Doug Bush, the assistant secretary of the U.S. Army for acquisition, logistics and technology, recently finished reading “Battlegroup!: The Lessons of the Unfought Battles of the Cold War.” He told Defense News that the book, written by Jim Storr, is told through the lens of a British officer and discusses how unfought battles of the Cold War might have gone, given what American and British technologies existed at the time. During an October flight to the headquarters of Army Futures Command, Bush was reading “Ways and Means: Lincoln and His Cabinet and the Financing of the Civil War.” The author, Roger Lowenstein, writes about President Abraham Lincoln’s financial revolution amid the Civil War.

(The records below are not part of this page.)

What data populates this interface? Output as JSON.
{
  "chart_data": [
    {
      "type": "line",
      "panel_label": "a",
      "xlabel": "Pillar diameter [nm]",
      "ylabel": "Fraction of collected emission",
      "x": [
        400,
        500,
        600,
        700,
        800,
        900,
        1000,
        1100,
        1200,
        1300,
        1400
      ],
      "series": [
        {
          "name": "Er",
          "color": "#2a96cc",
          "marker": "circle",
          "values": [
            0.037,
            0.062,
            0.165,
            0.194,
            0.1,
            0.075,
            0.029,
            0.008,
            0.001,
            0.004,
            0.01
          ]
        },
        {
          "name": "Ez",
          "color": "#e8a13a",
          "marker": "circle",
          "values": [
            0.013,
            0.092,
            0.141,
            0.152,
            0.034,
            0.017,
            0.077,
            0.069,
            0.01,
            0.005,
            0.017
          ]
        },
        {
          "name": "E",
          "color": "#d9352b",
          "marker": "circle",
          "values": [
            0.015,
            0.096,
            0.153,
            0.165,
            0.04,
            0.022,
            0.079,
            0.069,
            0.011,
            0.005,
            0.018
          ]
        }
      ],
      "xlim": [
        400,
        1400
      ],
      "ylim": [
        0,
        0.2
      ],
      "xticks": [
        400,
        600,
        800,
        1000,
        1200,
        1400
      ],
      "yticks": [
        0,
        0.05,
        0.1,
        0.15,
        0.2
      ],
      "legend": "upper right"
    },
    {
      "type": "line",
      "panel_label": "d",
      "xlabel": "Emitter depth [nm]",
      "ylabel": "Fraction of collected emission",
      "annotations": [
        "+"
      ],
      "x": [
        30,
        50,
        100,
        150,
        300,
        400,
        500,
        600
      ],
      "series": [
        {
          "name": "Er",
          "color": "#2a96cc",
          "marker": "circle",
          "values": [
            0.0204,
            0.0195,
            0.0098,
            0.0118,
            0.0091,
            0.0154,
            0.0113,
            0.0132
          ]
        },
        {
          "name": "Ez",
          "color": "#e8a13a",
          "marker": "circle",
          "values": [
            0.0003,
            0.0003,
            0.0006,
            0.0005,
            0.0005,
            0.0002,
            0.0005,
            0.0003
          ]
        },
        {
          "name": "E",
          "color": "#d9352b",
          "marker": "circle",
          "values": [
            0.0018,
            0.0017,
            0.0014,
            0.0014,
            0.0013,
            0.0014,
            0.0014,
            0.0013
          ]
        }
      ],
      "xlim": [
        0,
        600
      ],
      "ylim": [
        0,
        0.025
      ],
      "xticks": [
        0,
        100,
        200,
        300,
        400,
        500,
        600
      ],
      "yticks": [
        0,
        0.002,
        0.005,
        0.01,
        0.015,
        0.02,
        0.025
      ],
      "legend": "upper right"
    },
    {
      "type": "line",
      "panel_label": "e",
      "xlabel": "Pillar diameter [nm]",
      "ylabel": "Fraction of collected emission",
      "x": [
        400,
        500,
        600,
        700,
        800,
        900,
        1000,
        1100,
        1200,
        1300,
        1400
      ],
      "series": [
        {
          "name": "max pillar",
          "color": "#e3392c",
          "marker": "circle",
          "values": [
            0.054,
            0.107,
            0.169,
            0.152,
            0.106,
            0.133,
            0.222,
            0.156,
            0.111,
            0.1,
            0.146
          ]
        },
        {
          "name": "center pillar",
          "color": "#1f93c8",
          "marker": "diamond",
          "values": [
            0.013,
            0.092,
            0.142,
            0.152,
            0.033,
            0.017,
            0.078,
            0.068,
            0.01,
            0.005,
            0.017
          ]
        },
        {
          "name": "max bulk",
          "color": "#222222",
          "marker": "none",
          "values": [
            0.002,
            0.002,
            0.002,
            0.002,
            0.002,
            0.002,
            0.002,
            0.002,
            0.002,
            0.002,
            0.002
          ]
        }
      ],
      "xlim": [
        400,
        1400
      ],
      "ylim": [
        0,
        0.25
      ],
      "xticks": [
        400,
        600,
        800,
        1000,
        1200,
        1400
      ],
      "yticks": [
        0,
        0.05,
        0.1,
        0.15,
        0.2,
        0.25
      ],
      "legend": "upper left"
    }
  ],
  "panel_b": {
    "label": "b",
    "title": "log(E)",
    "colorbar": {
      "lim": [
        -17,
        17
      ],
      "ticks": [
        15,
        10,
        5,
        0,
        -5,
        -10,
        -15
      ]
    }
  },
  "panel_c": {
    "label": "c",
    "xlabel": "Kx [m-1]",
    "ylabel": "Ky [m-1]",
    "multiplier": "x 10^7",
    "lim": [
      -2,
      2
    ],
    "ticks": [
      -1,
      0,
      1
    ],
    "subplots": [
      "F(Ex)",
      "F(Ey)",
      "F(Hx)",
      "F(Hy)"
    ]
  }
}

Gen. Edward Daly, the head of U.S. Army Materiel Command, told Defense News he is reading “Talent Is Overrated: What Really Separates World-Class Performers from Everybody Else.” The book, by Geoff Colvin, shows what makes world-class performers so remarkable.
Gen. Charles Flynn, the head of U.S. Army Pacific, is reading the papers of the late Brig. Gen. Robert Charlwood Richardson III, which relate to the American Expeditionary Forces in World War I and military operations in the Pacific during World War II.